Baa, Baa, Black Sheep sheet music
Sheet music
Nursery rhyme
Published c. 1744
Songwriter(s) Unknown

"Baa, Baa, Black Sheep" is an English nursery rhyme, the earliest printed version of which dates from around 1744. The words have not changed very much in two-and-a-half centuries. It is sung to a variant of the 1761 French melody Ah! vous dirai-je, maman.

Modern version

Dorothy-m-wheeler-baa-baa-black-sheep-1916
The rhyme as illustrated by Dorothy M. Wheeler

Recent versions tend to take the following form:

Baa, baa, black sheep,
Have you any wool?
Yes, sir, yes, sir,
Three bags full;
One for the master,
And one for the dame,
And one for the little boy
Who lives down the lane.

The rhyme is a single stanza in trochaic metre, which is common in nursery rhymes and relatively easy for younger children to master. The Roud Folk Song Index, which catalogues folk songs and their variations by number, classifies the song as 4439 and variations have been collected across Great Britain and North America.

Melody

The rhyme is usually sung to a variant of the 1761 French melody Ah! vous dirai-je, maman, which is also used for "Twinkle Twinkle Little Star" and the "Alphabet song". The words and melody were first published together by A. H. Rosewig in (Illustrated National) Nursery Songs and Games, published in Philadelphia in 1879.

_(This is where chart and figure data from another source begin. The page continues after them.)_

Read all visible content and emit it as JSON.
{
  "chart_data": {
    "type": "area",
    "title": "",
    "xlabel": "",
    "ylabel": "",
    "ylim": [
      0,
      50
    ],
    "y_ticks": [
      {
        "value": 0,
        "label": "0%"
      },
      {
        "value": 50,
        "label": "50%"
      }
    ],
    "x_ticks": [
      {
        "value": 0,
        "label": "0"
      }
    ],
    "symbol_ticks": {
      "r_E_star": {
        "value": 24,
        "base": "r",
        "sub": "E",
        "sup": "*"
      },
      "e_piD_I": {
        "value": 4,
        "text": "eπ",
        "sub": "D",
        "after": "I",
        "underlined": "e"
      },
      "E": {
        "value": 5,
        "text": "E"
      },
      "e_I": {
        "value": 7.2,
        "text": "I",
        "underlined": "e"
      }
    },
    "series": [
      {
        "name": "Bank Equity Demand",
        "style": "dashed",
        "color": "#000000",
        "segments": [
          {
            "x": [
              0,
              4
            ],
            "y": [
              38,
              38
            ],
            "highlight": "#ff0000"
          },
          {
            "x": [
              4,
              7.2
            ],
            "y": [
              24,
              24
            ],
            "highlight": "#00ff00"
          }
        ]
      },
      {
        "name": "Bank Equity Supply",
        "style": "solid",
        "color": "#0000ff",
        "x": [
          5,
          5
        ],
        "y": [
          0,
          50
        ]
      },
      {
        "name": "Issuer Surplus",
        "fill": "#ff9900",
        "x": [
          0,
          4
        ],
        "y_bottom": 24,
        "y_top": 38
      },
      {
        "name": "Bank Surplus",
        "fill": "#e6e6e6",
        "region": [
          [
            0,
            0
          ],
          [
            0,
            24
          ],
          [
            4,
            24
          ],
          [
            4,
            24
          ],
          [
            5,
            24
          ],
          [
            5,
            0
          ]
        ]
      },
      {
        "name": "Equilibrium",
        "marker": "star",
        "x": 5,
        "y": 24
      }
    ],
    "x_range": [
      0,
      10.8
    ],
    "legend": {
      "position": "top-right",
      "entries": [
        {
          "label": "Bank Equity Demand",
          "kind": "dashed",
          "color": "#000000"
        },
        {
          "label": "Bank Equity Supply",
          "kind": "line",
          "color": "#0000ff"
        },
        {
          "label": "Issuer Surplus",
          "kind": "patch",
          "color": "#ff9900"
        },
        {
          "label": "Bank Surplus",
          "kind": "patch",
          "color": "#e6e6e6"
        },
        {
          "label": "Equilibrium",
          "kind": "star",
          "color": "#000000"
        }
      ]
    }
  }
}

The text was translated to Swedish by August Strindberg for Barnen i skogen (1872), a Swedish edition of Babes in the Wood. To this Swedish text a melody was written by Alice Tegnér and published in the songbook Sjung med oss, Mamma! (1892), where the black sheep is now a white lamb: Bä, bä, vita lamm, one of the most popular Swedish children's songs.

Allusions

The phrase "yes sir, yes sir, three bags full sir" has been used to describe any obsequious or craven subordinate. It is attested from 1910, and originally was common in the British Royal Navy.

The rhyme has often been raised in literature and popular culture. Rudyard Kipling used the rhyme as the title of a semi-autobiographical short story he wrote in 1888. The name Black Sheep Squadron was used for the Marine Attack Squadron 214 of the United States Marine Corps from 1942 and the title Baa Baa Black Sheep was used for a book by its leader Colonel Gregory "Pappy" Boyington and for a TV series (later syndicated as Black Sheep Squadron) that aired on NBC from 1976 until 1978. In 1951, together with "In the Mood", "Baa Baa Black Sheep" was the first song ever to be digitally saved and played on a computer.